Mayweather and De La Hoya have since exchanged barbs. The animosity between them is palpable, even if they have been able to work together to promote fights. I’d like to posit that even though Mayweather has gotten the best of the De La Hoya at least twice, he has never liked the idea that the De La Hoya was at one time the bigger star. Mayweather chose to craft himself into boxing’s leading villain and De La Hoya, even after his many scandals, remains more beloved among boxing fans. And I think it’s obvious that De La Hoya has never liked the fact that he was beaten by Mayweather twice—once in person, once by proxy. He can’t seem to let it go.
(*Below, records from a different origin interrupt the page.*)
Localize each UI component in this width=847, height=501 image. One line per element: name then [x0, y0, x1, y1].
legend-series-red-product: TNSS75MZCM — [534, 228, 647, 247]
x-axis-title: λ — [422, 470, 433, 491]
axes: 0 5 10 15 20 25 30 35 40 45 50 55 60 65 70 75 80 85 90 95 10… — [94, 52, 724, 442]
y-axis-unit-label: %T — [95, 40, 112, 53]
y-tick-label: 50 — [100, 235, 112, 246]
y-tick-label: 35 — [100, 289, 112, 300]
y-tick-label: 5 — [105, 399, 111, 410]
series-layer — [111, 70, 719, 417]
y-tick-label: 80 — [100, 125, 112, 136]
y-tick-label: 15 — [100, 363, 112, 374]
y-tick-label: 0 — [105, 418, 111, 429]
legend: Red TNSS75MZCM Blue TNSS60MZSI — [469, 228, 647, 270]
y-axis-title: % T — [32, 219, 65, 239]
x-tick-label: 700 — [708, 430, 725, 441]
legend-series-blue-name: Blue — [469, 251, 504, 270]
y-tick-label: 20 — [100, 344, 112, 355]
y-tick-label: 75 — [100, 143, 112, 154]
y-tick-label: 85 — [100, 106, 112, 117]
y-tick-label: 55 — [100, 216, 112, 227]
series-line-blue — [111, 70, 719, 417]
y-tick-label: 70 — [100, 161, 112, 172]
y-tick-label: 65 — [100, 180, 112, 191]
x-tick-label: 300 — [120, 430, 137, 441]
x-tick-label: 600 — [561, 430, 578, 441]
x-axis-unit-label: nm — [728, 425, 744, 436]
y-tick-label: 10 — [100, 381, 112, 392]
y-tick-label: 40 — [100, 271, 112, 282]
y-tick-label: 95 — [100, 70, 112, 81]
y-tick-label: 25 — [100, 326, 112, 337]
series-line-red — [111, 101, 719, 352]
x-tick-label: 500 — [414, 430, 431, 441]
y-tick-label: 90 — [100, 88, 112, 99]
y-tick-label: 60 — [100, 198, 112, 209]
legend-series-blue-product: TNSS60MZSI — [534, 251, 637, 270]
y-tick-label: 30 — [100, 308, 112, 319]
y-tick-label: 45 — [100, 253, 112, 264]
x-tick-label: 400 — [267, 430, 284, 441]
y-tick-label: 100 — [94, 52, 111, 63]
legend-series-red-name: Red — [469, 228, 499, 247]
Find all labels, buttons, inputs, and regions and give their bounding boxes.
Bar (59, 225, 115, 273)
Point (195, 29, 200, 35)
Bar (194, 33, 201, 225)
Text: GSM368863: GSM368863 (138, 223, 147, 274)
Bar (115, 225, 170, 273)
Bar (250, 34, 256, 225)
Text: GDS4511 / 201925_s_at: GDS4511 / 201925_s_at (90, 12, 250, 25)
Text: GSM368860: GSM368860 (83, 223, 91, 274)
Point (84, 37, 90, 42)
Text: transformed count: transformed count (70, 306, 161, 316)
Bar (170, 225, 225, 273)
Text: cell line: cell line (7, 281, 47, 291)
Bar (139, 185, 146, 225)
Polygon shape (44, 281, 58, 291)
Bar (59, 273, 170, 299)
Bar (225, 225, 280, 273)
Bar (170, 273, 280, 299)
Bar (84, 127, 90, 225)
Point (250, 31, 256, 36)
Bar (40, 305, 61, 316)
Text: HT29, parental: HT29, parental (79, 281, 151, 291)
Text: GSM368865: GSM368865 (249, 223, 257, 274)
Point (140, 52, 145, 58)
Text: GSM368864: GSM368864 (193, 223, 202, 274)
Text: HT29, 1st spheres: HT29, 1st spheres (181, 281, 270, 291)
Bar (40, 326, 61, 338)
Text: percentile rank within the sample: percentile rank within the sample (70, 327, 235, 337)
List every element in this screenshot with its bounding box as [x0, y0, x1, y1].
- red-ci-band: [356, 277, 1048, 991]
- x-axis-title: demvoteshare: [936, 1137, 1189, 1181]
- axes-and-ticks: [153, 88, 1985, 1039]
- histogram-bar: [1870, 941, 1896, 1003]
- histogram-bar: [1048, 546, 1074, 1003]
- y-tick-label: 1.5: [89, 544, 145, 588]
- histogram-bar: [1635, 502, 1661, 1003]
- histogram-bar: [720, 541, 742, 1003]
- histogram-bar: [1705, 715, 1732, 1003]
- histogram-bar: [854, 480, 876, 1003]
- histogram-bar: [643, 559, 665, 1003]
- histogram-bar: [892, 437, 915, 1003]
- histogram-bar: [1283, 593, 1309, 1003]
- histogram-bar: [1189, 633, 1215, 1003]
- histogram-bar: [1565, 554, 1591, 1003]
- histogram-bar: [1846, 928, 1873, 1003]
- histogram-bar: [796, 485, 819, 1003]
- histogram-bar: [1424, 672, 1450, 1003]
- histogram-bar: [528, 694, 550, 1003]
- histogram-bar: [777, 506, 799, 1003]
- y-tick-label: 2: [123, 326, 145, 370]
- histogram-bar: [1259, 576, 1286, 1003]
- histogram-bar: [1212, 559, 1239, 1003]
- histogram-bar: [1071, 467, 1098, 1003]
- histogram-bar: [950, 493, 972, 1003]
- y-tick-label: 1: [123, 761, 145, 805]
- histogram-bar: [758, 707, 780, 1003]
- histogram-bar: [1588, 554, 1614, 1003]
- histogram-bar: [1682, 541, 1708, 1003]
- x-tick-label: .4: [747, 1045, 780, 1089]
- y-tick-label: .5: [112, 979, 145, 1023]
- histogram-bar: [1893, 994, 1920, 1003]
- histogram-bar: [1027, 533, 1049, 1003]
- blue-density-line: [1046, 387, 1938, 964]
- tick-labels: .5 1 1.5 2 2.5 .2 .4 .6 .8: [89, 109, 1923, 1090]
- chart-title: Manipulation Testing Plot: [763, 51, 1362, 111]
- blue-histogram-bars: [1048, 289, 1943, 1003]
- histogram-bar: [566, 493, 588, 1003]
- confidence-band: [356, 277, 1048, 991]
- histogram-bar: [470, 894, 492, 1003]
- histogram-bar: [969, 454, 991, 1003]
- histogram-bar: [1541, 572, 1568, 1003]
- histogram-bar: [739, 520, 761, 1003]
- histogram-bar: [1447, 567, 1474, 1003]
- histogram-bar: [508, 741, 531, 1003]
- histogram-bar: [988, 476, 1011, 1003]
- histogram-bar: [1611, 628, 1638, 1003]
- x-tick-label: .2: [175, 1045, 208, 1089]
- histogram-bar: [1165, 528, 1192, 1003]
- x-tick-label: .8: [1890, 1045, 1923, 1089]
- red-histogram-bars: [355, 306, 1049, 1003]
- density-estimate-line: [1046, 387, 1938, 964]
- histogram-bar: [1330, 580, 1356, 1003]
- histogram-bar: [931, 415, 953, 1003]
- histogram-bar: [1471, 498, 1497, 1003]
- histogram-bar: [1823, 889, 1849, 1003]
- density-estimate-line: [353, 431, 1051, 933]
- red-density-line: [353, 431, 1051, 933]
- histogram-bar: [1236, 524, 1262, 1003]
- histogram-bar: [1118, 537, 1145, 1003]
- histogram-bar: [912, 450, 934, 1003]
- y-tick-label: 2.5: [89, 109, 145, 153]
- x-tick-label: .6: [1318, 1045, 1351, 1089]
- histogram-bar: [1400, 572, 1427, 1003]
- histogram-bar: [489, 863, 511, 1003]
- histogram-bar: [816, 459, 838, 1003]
Mayweather can’t seem to let his grudge go either.
Mayweather, as we all know, is not just a boxing star but a powerful figure behind the scenes. Mayweather promotions certainly had a say in determining when the Mayweather vs. McGregor fight would take place. And they chose a date just three weeks before the already scheduled fight between Canelo and GGG, which was one of the most anticipated fights in boxing. How can we view the date that they selected as anything but an attempt to upstage De La Hoya and Golden Goy Promotions fight between Canelo and GGG?
What’s going on here is nothing more than a battle between two middle-age men who can’t refrain from acting like little boys. They’ve never liked each other, and now it seems they’ve engaged in a cold war of sorts, a passive feud that no one really cares to witness.